Balthasar's book is primarily about contemplative prayer. He grounds the practice both in the Triune God (ch.2) and within the broader, specifically Catholic, church (ch.3). For Balthasar, contemplative prayer is primarily about hearing the Word of God, by which he means both the text of Scripture and the Person of Jesus Christ. He grounds the act of contemplation in meditation on the biblical text and the person of Jesus, and places it within the broader church and tradition both in the sense that as believers we are not alone in our faith and also in that the broader tradition provides limits and direction to what we may or may not believe ourselves to be "hearing" from God.
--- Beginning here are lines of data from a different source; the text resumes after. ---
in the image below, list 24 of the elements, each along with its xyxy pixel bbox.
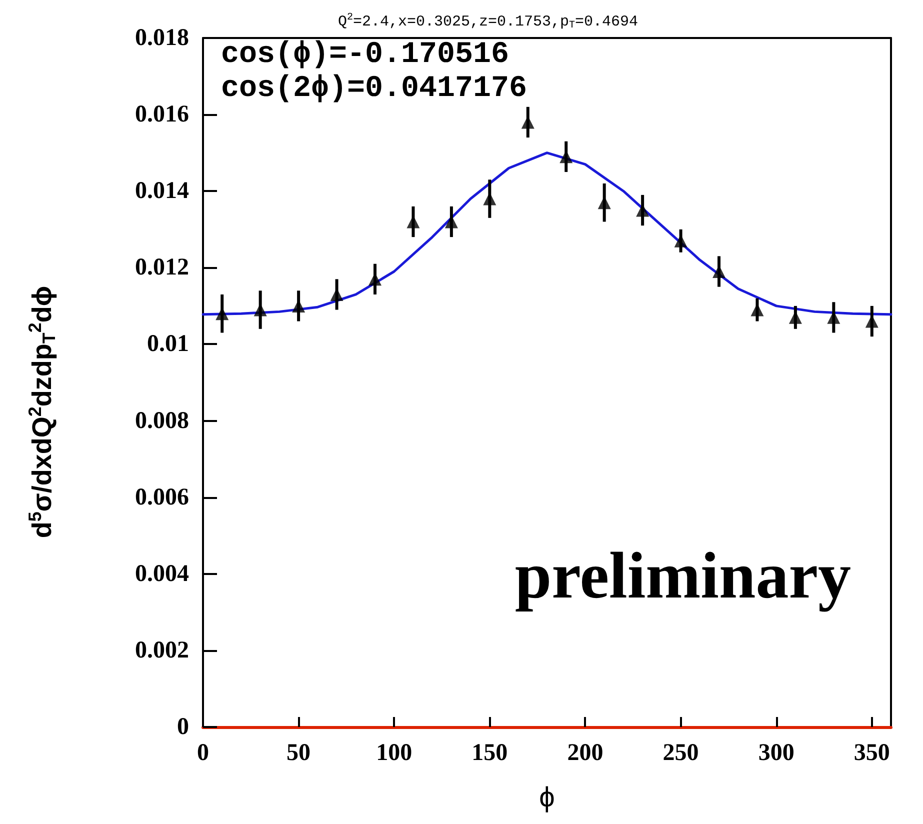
x-tick-label: 300 <box>758 740 794 766</box>
y-tick-label: 0.012 <box>135 254 189 281</box>
y-tick-label: 0.004 <box>135 560 189 587</box>
line-series <box>202 152 892 316</box>
y-tick-label: 0.008 <box>135 408 189 434</box>
x-tick-label: 100 <box>376 740 412 766</box>
x-tick-label: 50 <box>286 740 311 766</box>
x-axis-title: ϕ <box>539 782 555 812</box>
y-axis-title: d5σ/dxdQ2dzdpT2dϕ <box>25 286 59 538</box>
y-tick-label: 0.002 <box>135 637 189 664</box>
y-tick-label: 0 <box>177 714 189 740</box>
x-tick-label: 150 <box>472 740 508 766</box>
y-tick-label: 0.016 <box>135 102 189 128</box>
y-tick-label: 0.01 <box>147 331 189 358</box>
x-tick-label: 0 <box>197 740 209 766</box>
annotation: cos(ϕ)=-0.170516 <box>221 38 510 72</box>
y-tick-label: 0.014 <box>135 178 189 204</box>
annotation: preliminary <box>514 540 852 612</box>
annotation: cos(2ϕ)=0.0417176 <box>221 72 528 106</box>
x-tick-label: 250 <box>662 740 699 766</box>
x-tick-label: 350 <box>854 740 890 766</box>
y-tick-label: 0.006 <box>135 484 189 510</box>
y-tick-label: 0.018 <box>135 25 189 51</box>
x-tick-label: 200 <box>567 740 604 766</box>
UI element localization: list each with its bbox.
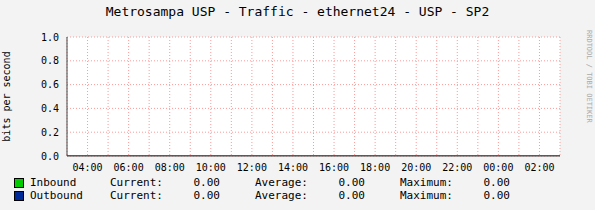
svg-text:06:00: 06:00	[114, 162, 144, 173]
svg-text:10:00: 10:00	[196, 162, 226, 173]
svg-text:12:00: 12:00	[237, 162, 267, 173]
svg-text:14:00: 14:00	[278, 162, 308, 173]
html-text:0.00: 0.00	[483, 176, 510, 189]
svg-text:0.6: 0.6	[41, 79, 59, 90]
html-text:Metrosampa USP - Traffic - eth: Metrosampa USP - Traffic - ethernet24 - …	[105, 4, 490, 19]
svg-text:22:00: 22:00	[442, 162, 472, 173]
html-text:Current:: Current:	[110, 189, 163, 202]
svg-text:1.0: 1.0	[41, 32, 59, 43]
svg-text:0.8: 0.8	[41, 55, 59, 66]
html-text:Outbound: Outbound	[30, 189, 83, 202]
svg-text:0.0: 0.0	[41, 151, 59, 162]
html-text:Average:: Average:	[255, 176, 308, 189]
svg-text:18:00: 18:00	[360, 162, 390, 173]
html-text:Inbound: Inbound	[30, 176, 77, 189]
html-text:0.00: 0.00	[193, 189, 220, 202]
svg-text:00:00: 00:00	[483, 162, 513, 173]
svg-text:20:00: 20:00	[401, 162, 431, 173]
svg-text:08:00: 08:00	[155, 162, 185, 173]
svg-text:0.2: 0.2	[41, 127, 59, 138]
svg-text:16:00: 16:00	[319, 162, 349, 173]
html-text:Average:: Average:	[255, 189, 308, 202]
html-text:Maximum:: Maximum:	[400, 189, 453, 202]
svg-text:04:00: 04:00	[72, 162, 102, 173]
html-text:0.00: 0.00	[338, 176, 365, 189]
html-text:Maximum:: Maximum:	[400, 176, 453, 189]
html-text:0.00: 0.00	[193, 176, 220, 189]
html-text:0.00: 0.00	[338, 189, 365, 202]
html-text:RRDTOOL / TOBI OETIKER: RRDTOOL / TOBI OETIKER	[585, 30, 593, 123]
svg-text:0.4: 0.4	[41, 103, 59, 114]
html-text:Current:: Current:	[110, 176, 163, 189]
svg-text:bits per second: bits per second	[8, 51, 12, 141]
svg-text:02:00: 02:00	[524, 162, 554, 173]
html-text:0.00: 0.00	[483, 189, 510, 202]
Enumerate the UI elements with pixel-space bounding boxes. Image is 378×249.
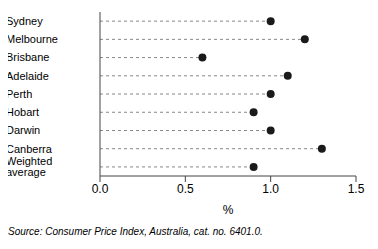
svg-text:Perth: Perth — [8, 88, 32, 100]
svg-text:Hobart: Hobart — [8, 106, 39, 118]
svg-text:%: % — [223, 203, 234, 217]
svg-text:1.5: 1.5 — [348, 182, 365, 196]
svg-text:1.0: 1.0 — [262, 182, 279, 196]
svg-text:Sydney: Sydney — [8, 15, 43, 27]
html-text:Source: Consumer Price Index,: Source: Consumer Price Index, Australia,… — [8, 226, 263, 237]
svg-text:Brisbane: Brisbane — [8, 51, 49, 63]
svg-text:0.0: 0.0 — [92, 182, 109, 196]
svg-text:Darwin: Darwin — [8, 124, 40, 136]
svg-text:Weightedaverage: Weightedaverage — [8, 155, 52, 178]
svg-text:0.5: 0.5 — [177, 182, 194, 196]
svg-text:Canberra: Canberra — [8, 143, 53, 155]
svg-text:Adelaide: Adelaide — [8, 70, 49, 82]
svg-text:Melbourne: Melbourne — [8, 33, 58, 45]
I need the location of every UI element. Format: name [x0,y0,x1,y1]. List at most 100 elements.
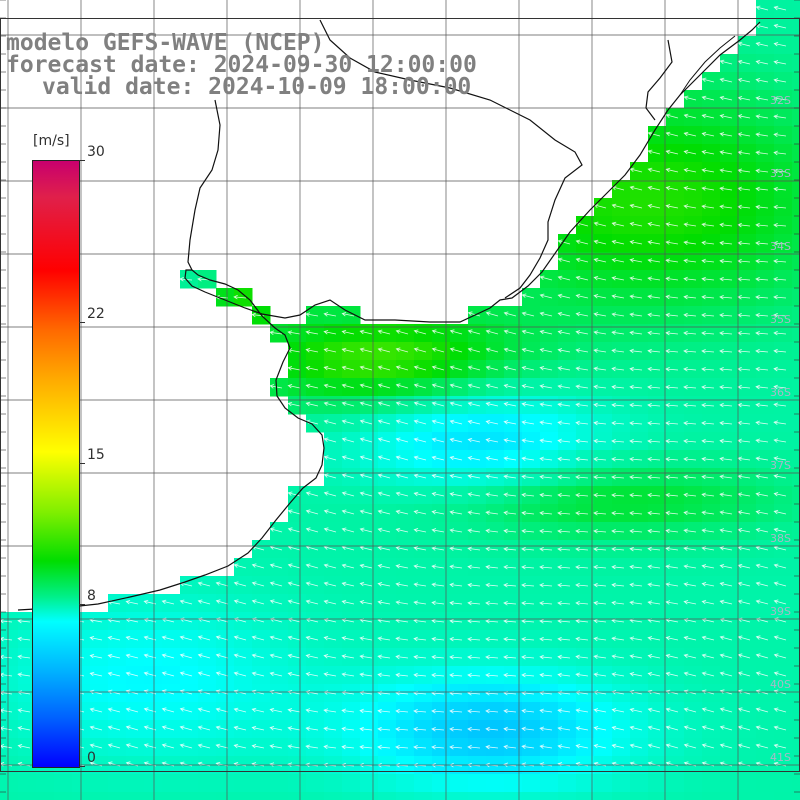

There are twopoints which I think intersect Balthasar's book thus far with Pentecostal spirituality. First, by grounding the contemplative's meditations in the text and in Christ, and placing it within the bounds of the community and its confession, Balthasar simultaneously sets up the expectation that the pray-er will indeed hear from God while at the same time establishing some focus and boundaries which prevent some of the wilder, subjective, and/or heretical "revelations" sometimes present within Pentecostal, charismatic, and particularly neo-Pentecostal Christianity.
Second, though Balthasar insists that contemplative prayer should normally be practiced alone for the psychological reason that others will provide a distraction (p.77), it seems to me that what Balthasar's contemplative both expects and experiences is rather akin to what the sincere, hungry Pentecostal experiences during fervent, normally public and corporate, worship.
What do you think? Does providing Christ as the focus and the great tradition of the church as guidelines rob personal spiritual revelation of it's truly revelatory character and freedom? Does the Pentecostal in public worship experience something akin to what the contemplative experiences alone?